New Study: LGBT People A 'Fundamental Part of The Fabric Of Rural Communities'

Apr 4, 2019
Originally published on April 4, 2019 1:41 pm

LGBT people are typically depicted as city and coastal dwellers. And those who live in rural America are often characterized as people yearning to escape rural life for more acceptance in urban areas.

But a new study from the Movement Advancement Project, a think tank that advocates for LGBT equality, shatters that stereotype.

Between 2.9 million and 3.8 million LGBT people live in rural America, that's up to 5 percent of the rural population and up to 20 percent of the LGBT population. For the most part, they chose that life for the same reasons other Americans do: tight-knit communities with a shared sense of values that typically revolve around places like the church, schools or local businesses.

Same-sex parents, like many other parents, also gravitate to life outside the cities.
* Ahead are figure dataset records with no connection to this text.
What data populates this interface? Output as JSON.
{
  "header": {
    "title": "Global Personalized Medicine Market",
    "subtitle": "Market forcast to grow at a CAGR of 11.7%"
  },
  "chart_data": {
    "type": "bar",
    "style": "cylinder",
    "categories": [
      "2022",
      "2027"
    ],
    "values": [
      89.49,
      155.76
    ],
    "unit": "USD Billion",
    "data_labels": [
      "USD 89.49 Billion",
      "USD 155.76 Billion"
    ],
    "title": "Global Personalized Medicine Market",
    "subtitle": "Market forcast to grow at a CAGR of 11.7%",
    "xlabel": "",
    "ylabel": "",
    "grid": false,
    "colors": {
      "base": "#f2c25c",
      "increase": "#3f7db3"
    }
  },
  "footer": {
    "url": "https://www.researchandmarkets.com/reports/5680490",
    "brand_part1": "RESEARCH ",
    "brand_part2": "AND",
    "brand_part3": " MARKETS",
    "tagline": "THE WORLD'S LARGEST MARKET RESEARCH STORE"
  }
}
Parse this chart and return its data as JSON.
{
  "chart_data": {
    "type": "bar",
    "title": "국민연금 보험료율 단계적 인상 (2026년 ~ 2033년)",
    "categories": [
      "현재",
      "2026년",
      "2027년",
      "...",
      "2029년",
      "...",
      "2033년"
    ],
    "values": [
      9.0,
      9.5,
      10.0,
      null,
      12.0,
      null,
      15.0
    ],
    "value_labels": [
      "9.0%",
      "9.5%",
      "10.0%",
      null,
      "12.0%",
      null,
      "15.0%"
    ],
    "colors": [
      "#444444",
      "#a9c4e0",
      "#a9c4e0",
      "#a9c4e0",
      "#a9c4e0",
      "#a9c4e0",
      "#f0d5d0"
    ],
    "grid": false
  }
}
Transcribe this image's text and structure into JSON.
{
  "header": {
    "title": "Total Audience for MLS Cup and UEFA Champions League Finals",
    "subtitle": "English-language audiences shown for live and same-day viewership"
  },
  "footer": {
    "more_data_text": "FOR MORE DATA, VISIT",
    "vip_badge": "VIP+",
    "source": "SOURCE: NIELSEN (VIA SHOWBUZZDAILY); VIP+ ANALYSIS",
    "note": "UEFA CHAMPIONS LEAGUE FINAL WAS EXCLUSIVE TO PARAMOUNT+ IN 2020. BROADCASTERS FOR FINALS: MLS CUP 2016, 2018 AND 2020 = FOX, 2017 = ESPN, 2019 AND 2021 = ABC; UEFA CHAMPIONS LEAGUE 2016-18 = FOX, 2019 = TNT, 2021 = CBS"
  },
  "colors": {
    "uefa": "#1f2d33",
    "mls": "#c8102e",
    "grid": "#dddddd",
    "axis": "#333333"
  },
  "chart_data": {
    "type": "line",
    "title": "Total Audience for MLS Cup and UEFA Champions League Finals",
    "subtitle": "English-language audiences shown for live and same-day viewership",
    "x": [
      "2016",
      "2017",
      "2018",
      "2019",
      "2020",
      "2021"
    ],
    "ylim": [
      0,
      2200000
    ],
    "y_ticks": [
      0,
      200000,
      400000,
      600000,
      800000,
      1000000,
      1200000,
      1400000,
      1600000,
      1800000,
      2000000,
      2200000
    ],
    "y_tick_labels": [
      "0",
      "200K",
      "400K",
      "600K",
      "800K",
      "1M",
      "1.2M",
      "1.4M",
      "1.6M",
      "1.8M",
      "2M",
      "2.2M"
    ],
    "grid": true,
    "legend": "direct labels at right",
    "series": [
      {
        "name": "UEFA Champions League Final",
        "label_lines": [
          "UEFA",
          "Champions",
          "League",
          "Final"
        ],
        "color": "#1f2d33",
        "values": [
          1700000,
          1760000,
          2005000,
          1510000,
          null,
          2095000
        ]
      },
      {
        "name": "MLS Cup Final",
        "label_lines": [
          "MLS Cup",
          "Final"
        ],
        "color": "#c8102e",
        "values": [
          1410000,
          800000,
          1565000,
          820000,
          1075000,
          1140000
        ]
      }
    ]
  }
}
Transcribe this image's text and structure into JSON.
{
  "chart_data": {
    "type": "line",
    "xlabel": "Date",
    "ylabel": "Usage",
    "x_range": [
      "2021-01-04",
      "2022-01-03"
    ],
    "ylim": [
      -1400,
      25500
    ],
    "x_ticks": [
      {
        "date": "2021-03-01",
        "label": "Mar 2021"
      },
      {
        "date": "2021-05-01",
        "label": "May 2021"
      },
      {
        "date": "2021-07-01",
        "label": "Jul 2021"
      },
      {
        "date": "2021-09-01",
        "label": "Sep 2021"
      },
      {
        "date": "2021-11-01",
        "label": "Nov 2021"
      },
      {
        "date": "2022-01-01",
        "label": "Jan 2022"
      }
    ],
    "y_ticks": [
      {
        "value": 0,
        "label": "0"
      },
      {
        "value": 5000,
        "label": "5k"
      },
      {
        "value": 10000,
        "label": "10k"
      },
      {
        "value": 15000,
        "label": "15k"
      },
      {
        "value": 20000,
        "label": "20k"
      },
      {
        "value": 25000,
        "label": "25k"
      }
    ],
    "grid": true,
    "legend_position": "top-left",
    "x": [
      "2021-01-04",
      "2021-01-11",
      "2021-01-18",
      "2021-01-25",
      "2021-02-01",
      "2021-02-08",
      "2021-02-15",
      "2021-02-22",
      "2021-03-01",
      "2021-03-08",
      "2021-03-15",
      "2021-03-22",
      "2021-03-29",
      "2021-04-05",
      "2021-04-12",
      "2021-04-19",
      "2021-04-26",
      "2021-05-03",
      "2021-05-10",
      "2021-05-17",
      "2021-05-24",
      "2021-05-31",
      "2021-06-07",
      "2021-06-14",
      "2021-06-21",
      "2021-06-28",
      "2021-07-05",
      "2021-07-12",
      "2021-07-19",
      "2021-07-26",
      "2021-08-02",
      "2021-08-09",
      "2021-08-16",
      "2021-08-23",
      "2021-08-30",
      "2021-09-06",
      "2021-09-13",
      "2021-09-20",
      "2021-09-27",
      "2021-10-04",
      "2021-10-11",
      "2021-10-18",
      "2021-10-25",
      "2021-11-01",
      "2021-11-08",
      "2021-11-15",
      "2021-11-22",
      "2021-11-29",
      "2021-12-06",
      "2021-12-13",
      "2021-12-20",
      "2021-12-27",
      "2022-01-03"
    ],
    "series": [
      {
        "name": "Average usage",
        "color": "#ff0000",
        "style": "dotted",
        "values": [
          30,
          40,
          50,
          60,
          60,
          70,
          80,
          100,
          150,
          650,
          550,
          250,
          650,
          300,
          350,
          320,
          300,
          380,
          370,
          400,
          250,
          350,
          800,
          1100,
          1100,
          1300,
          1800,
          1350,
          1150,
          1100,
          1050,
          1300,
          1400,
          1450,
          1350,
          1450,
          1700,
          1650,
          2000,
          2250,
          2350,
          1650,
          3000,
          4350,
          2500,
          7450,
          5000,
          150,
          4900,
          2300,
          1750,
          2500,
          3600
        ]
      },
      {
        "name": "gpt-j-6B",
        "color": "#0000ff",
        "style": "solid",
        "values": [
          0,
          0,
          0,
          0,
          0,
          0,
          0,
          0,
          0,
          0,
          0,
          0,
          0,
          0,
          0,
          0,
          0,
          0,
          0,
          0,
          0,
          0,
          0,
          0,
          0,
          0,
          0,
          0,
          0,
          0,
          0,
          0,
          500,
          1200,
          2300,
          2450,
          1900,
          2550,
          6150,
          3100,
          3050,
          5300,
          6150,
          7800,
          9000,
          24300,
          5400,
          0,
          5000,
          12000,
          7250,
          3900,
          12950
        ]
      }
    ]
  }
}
The report says that "the highest rates of parenting by both same-sex couples and LGBT individuals are in the most rural regions of the country." It points to data from The Williams Institute at the UCLA School of Law that says 24 out of the 30 states where same-sex couples are raising children are mostly rural in the Midwest, the South and the mountain regions of America.

"The most important goal was to work against the stereotype that LGBT people only live in the cities or on the coast and to shine a light on the millions of LGBT people living in rural America," said Logan Casey, a policy researcher for the Movement Advancement Project. "They are a fundamental part of the fabric of rural communities across the country."

Discrimination against LGBT people is not unique to rural areas. But the impact is different. - Logan Casey, Movement Advancement Project

LGBT people face the same challenges that others in rural America face: limited access to health care, housing shortages, a growing opioid epidemic and job loss.

But being LGBT can make those challenges more difficult.

First, in small communities, there's a ripple effect, so if LGBT members are discriminated against, it can quickly spread through the community and vice versa. There are also fewer protections in rural areas.

"Discrimination against LGBT people is not unique to rural areas. But the impact is different," Casey said.

He says that in places where there are fewer doctors and employers, it makes the impact of discrimination more acute. If the local clinic decides it won't treat an LGBT person or if an employer won't give an LGBT person a job, alternatives are almost impossible to find. That's not the case in cities.

So it's incredibly important, the study says, to improve life for all rural Americans such as creating better access to health care, employment and the Internet, as well as by protecting the most vulnerable by passing "LGBT-inclusive nondiscrimination protections at the federal, state, and local level," and by stopping or rolling back religious exemption laws "that may allow service providers to discriminate."

"When you don't have those non-discrimination protections, it disproportionately impacts LGBT people in rural areas," Casey said. "LGBT people throughout the country shouldn't have to choose between these basic rights and protections and where they call home."

The study comes as Congress debates the federal Equality Act. It was reintroduced last month. The act would amend civil rights laws to include protections for LGBT people against discrimination in key parts of their lives like employment, housing, public accommodations and federally funded programs.